Thursday’s violence near Jamia has hallmarks of a sophisticated network at play. Networks that produce and supply illegal firearms. Networks that feed into and are in turn fed by a language of discrimination that public institutions condone.
The making and supply of illegal firearms, especially in cities, especially in the national capital, is impossible without such underground networks. New Delhi in 2020 is not the Chambal of the 1980s.

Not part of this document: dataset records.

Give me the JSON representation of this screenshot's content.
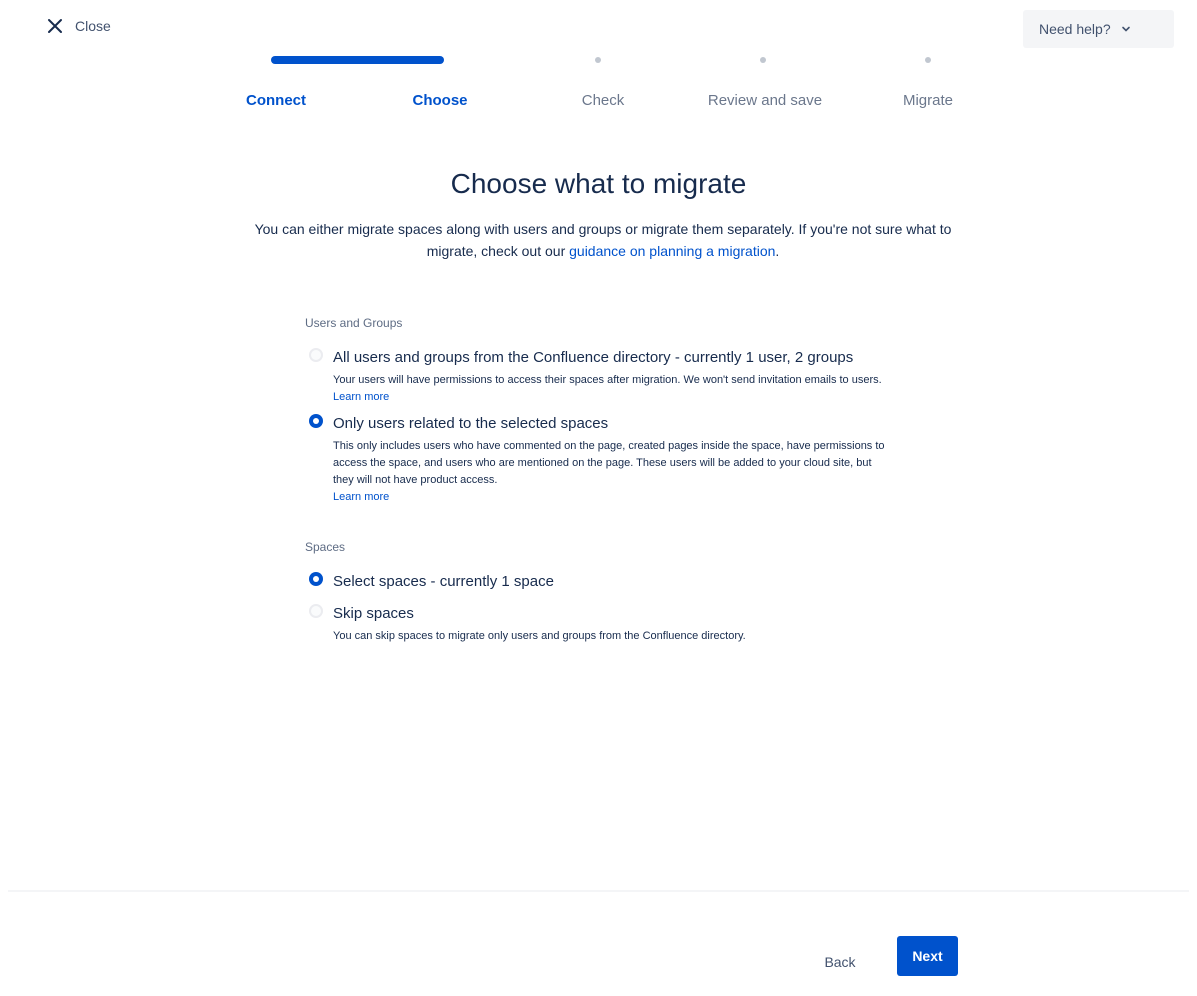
{
  "header": {
    "close_label": "Close",
    "help_label": "Need help?"
  },
  "steps": [
    {
      "label": "Connect",
      "state": "done"
    },
    {
      "label": "Choose",
      "state": "current"
    },
    {
      "label": "Check",
      "state": "pending"
    },
    {
      "label": "Review and save",
      "state": "pending"
    },
    {
      "label": "Migrate",
      "state": "pending"
    }
  ],
  "main": {
    "title": "Choose what to migrate",
    "intro_text": "You can either migrate spaces along with users and groups or migrate them separately. If you're not sure what to migrate, check out our ",
    "intro_link": "guidance on planning a migration",
    "intro_end": "."
  },
  "users_groups": {
    "section_label": "Users and Groups",
    "options": [
      {
        "title": "All users and groups from the Confluence directory - currently 1 user, 2 groups",
        "desc": "Your users will have permissions to access their spaces after migration. We won't send invitation emails to users. ",
        "link": "Learn more",
        "checked": false
      },
      {
        "title": "Only users related to the selected spaces",
        "desc": "This only includes users who have commented on the page, created pages inside the space, have permissions to access the space, and users who are mentioned on the page. These users will be added to your cloud site, but they will not have product access.",
        "link": "Learn more",
        "checked": true
      }
    ]
  },
  "spaces": {
    "section_label": "Spaces",
    "options": [
      {
        "title": "Select spaces - currently 1 space",
        "checked": true
      },
      {
        "title": "Skip spaces",
        "desc": "You can skip spaces to migrate only users and groups from the Confluence directory.",
        "checked": false
      }
    ]
  },
  "footer": {
    "back_label": "Back",
    "next_label": "Next"
  },
  "colors": {
    "accent": "#0052cc",
    "text": "#172b4d",
    "muted": "#6b778c"
  }
}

Or so we must presume.
Who is the shooter?
He may be dismissed as ‘mentally deranged’. It is equally possible he is a ‘lonewolf’, in the language used to describe the attacker of the Paris Charlie Hebdo office.
In the jargon of ‘counter-terror’, applied since the emergence if the ISIS, a ‘lonewolf’ is a terrorist who operates independently of an organisation, spontaneously, because he or she may have imbibed a religious ideology that believes in killing innocents for a nebulous cause.
This shooter’s social media posts leave no scope for ambiguity on what his beliefs are.
Three youths with a gun. A screenshot of the shooter’s Facebook profile.
What should the Delhi Police have done?
A mass of video footage shows that the Delhi Police were standing by even as shooter sprinted backwards towards them, to their safety, if you will, while brandishing his pistol. It was only after he fired into the crowd of Jamia students that a cop coolly walks up to him and takes his pistol.
The first step the Delhi Police should have done was to immobilise him. This is done in many countries with the use of arms such as a stun gun. A stun gun brings down the person at which it is aimed and knocks him out without causing grievous bodily harm.
The immobilised Delhi Police, on the other hand, have given further fuel to the protests with their willy-nilly lethargy.
Police, after finally getting hold of the shooter. Photo: PTI
The brazenness of it will only serve to anger protestors even more.
The Delhi Police, whose commissioner Amulya Patnaik, was today granted an extension, has demonstrated an inertia that is in itself action: do nothing. Do it only when commanded.
This is again a psy-war tactic used to great effect.